Unsung Hero Noah Marks

When Noah Marks was a young kid, his rowdy behavior would occasionally get him into trouble and test his parents’ patience. Now, as one of only two seniors on the boys’ varsity basketball team – and as and one of just two returning starters – the only havoc Noah is interested in creating these days is on the court.

The 6’1” guard will be counted on heavily to bring that energy to games this season as his squad competes against some of the toughest and best athletes in WPIAL Class 6A.

“Noah is very good on defense, but he has a nose for the ball on both offense and defense, and usually defends the other teams’ best players,” says head coach Zach Skrinjar. “And he’s the kind of kid who doesn’t care who scores. He isn’t driven by praise, but rather by winning games. He is someone who has really earned his time on the court.”

So much so, that some fans, including his coach, consider Noah as last year’s “unsung hero.” He’s demonstrated an admirable willingness to do whatever it takes to help the team. Often times, those actions included doing the messy work of diving on the floor to rebound loose balls and other things that don’t show glory on the stat sheets.

Those characteristics are not only a coach’s dream, but also are something that Noah takes pride in.

“I think one of the things I am most proud of is that last year I started on junior varsity, but through a lot of practice I got more opportunities to play on the varsity team, and I ended up being a starter in around 12 to 15 games; I’m not exactly sure how many,” says Noah, who also plays first base and pitches for the Foxes baseball team. In fact, he selected his basketball jersey number of 22 as a tribute to one of his favorite players, former Pittsburgh Pirate Andrew McCutchen.

“Probably I might like baseball a little more than basketball, but I definitely like the atmosphere of basketball better,” Noah says with honesty. “Also, in basketball, if I do something wrong on offense, I can make up for it on defense right away and not have to dwell on my mistakes. I really like the team aspect of basketball too.”

Although baseball and basketball take up a lot of Noah’s time, he still finds room to volunteer and is engaged in activities that promote inclusion at the high school and in the community.

“I’m a member of Best Buddies (a group at the high school), and I volunteer for Friendship Circle Pittsburgh,” says Noah, who first became involved in support of his older brother who is autistic. The latter group seeks to create a more inclusive community by engaging youth and adults with diverse abilities and interests in a full range of social activities.

Noah has formed many unique bonds through these activities, but just as special are the ones he enjoys with his fellow basketball players. He met many of them way back in elementary school when they all participated in the high school program’s many youth basketball clinics.

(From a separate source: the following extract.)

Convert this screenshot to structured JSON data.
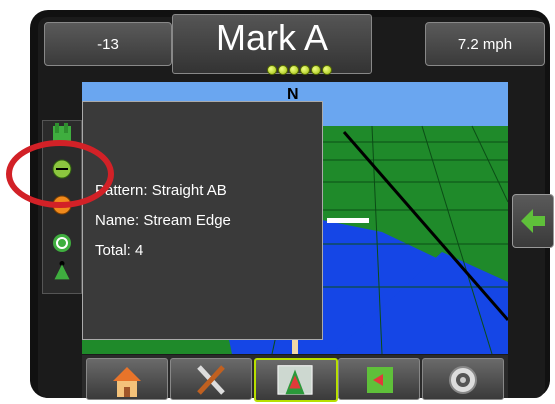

“I remember at the time that the older players would tell us, ‘one day you’re going to be here too,’ so it’s a cool feeling to actually have achieved that and to be able to do it with guys I’ve had a relationship with since we were so young,” says Noah.

He adds, “I have a lot of hope for this team. We’re hungry and we want to show that we’re a team that can go deep into the playoffs. I think we’re going to surprise a lot of people.”